I feel exceptionially stupid at this moment, but he reassures me that I probably haven’t done anything major to my limb, but that I need to go to see the ortho guys downstairs. Fab. Add one more doc to my roster. Anyone else want my cash? Get in line.
“I just had a scan on Friday of everything but my arms. Go figure.”
“What were the results?”
“I don’t know. I don’t have an appointment to see my doctor for results until the 28th.”
“They should be ready by now. I can get them for you.”
And then he WALKED OUT THE DOOR! Wha?! Um…results NOW?! But..uh.. I’m not ready! I have to gear up for scan results and prepare myself and go to my safe happy place and all that crap. And I’m going to get them here and NOW?! Whaaaaaaaaaaa? OK. dontfreakdontdreakdontfreak. I’m FREAKING.
Whats left of my internal organs leaped into my throat as I heard him turn the knob. I must have looked completely mental, because he actual chuckled a bit. CHUCKLED. Chuckling. What does chuckling MEAN?!
“Here. I’ll let you read it.”
I jumped to the bottom of the page. The report in almost English is always there, in all caps for some reason.
“UNREMARKABLE SCAN OF THE ABDOMEN, CHEST AND PELVIS….”
Oh. My. God.
What a bizarre choice of words for something so incredibly meaningful to me in this instant.
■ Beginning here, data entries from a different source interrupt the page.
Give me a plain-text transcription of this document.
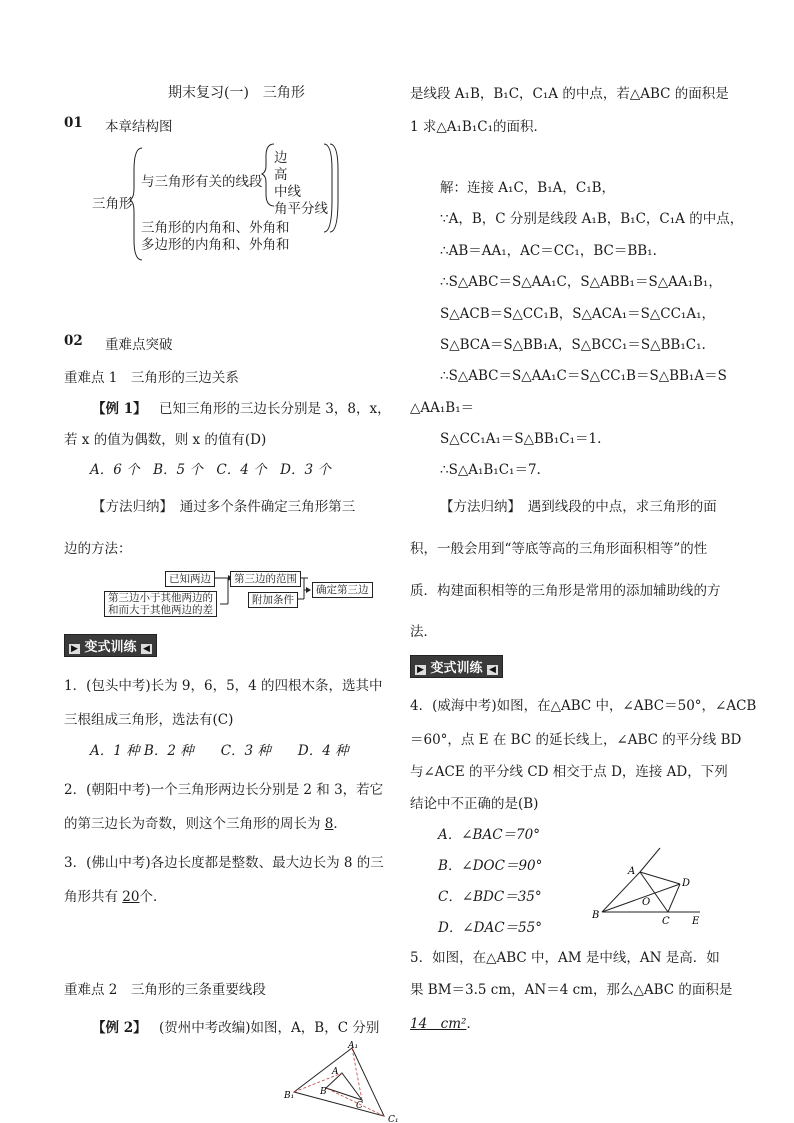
期末复习(一)　三角形
01 本章结构图
三角形
与三角形有关的线段
边
高
中线
角平分线
三角形的内角和、外角和
多边形的内角和、外角和
02 重难点突破
重难点 1　三角形的三边关系
【例 1】 已知三角形的三边长分别是 3，8，x，
若 x 的值为偶数，则 x 的值有(D)
A．6 个　B．5 个　C．4 个　D．3 个
【方法归纳】　通过多个条件确定三角形第三
边的方法：
已知两边
第三边小于其他两边的
和而大于其他两边的差
第三边的范围
附加条件
确定第三边
▶ 变式训练 ◀
1．(包头中考)长为 9，6，5，4 的四根木条，选其中
三根组成三角形，选法有(C)
A．1 种 B．2 种　　C．3 种　　D．4 种
2．(朝阳中考)一个三角形两边长分别是 2 和 3，若它
的第三边长为奇数，则这个三角形的周长为 8．
3．(佛山中考)各边长度都是整数、最大边长为 8 的三
角形共有 20个．
重难点 2　三角形的三条重要线段
【例 2】 (贺州中考改编)如图，A，B，C 分别
A₁
B₁
C₁
A
B
C
是线段 A₁B，B₁C，C₁A 的中点，若△ABC 的面积是
1 求△A₁B₁C₁的面积．
解：连接 A₁C，B₁A，C₁B，
∵A，B，C 分别是线段 A₁B，B₁C，C₁A 的中点，
∴AB＝AA₁，AC＝CC₁，BC＝BB₁.
∴S△ABC＝S△AA₁C，S△ABB₁＝S△AA₁B₁，
S△ACB＝S△CC₁B，S△ACA₁＝S△CC₁A₁，
S△BCA＝S△BB₁A，S△BCC₁＝S△BB₁C₁.
∴S△ABC＝S△AA₁C＝S△CC₁B＝S△BB₁A＝S
△AA₁B₁＝
S△CC₁A₁＝S△BB₁C₁＝1.
∴S△A₁B₁C₁＝7.
【方法归纳】　遇到线段的中点，求三角形的面
积，一般会用到“等底等高的三角形面积相等”的性
质．构建面积相等的三角形是常用的添加辅助线的方
法．
▶ 变式训练 ◀
4．(威海中考)如图，在△ABC 中，∠ABC＝50°，∠ACB
＝60°，点 E 在 BC 的延长线上，∠ABC 的平分线 BD
与∠ACE 的平分线 CD 相交于点 D，连接 AD，下列
结论中不正确的是(B)
A．∠BAC＝70°
B．∠DOC＝90°
C．∠BDC＝35°
D．∠DAC＝55°
A
B
C
D
E
O
5．如图，在△ABC 中，AM 是中线，AN 是高．如
果 BM＝3.5 cm，AN＝4 cm，那么△ABC 的面积是
14　cm²．
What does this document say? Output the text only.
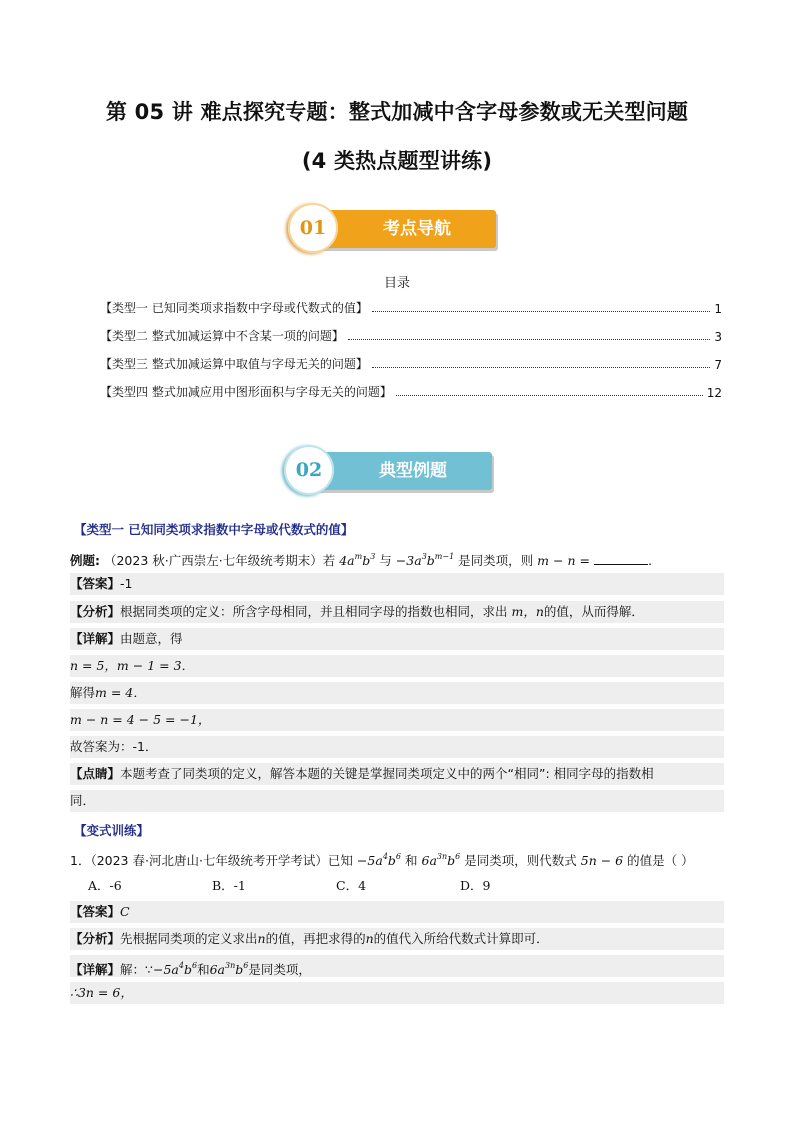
第 05 讲 难点探究专题：整式加减中含字母参数或无关型问题
(4 类热点题型讲练)
01	考点导航
目录
【类型一 已知同类项求指数中字母或代数式的值】	1
【类型二 整式加减运算中不含某一项的问题】	3
【类型三 整式加减运算中取值与字母无关的问题】	7
【类型四 整式加减应用中图形面积与字母无关的问题】	12
02	典型例题
【类型一 已知同类项求指数中字母或代数式的值】
例题: （2023 秋·广西崇左·七年级统考期末）若 $4a^mb^3$ 与 $-3a^3b^{m-1}$ 是同类项，则 m − n =	.
【答案】-1
【分析】根据同类项的定义：所含字母相同，并且相同字母的指数也相同，求出 m，n的值，从而得解．
【详解】由题意，得
n = 5，m − 1 = 3．
解得m = 4．
m − n = 4 − 5 = −1，
故答案为：-1．
【点睛】本题考查了同类项的定义，解答本题的关键是掌握同类项定义中的两个“相同”: 相同字母的指数相
同．
【变式训练】
1．（2023 春·河北唐山·七年级统考开学考试）已知 $-5a^4b^6$ 和 $6a^{3n}b^6$ 是同类项，则代数式 5n − 6 的值是（ ）
A．-6	B．-1	C．4	D．9
【答案】C
【分析】先根据同类项的定义求出n的值，再把求得的n的值代入所给代数式计算即可．
【详解】解：$\because-5a^4b^6$和$6a^{3n}b^6$是同类项，
∴3n = 6，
But I’ve learned to root for that otherwise banal adjective.
Oh, and those two rascally dots on my liver?
“…ALMOST COMPLETE RESOLUTION OF THE PREVIOUSLY NOTED LOW DENSITY LESIONS ON THE LIVER.” Holy cripes! They’re almost gone! Huzzah! Hooray! Wicked awesome!
“This is certainly good news….”
I didn’t hear the rest. I probably should have been listening but all I could think about is UNREMARKABLE.
My body is almost completely free from any signs of cancer. I want to text everyone I’ve ever met in my life and share my good news. And, of course, my stupid phone is out of juice. Note to self: send stern email to Motorola regarding the very short life of the standard battery on the Q. Nevermind. I’m going to get some serious happy on. I smiled the entire train ride home.
And I feel pretty damn remarkable, thank you very much.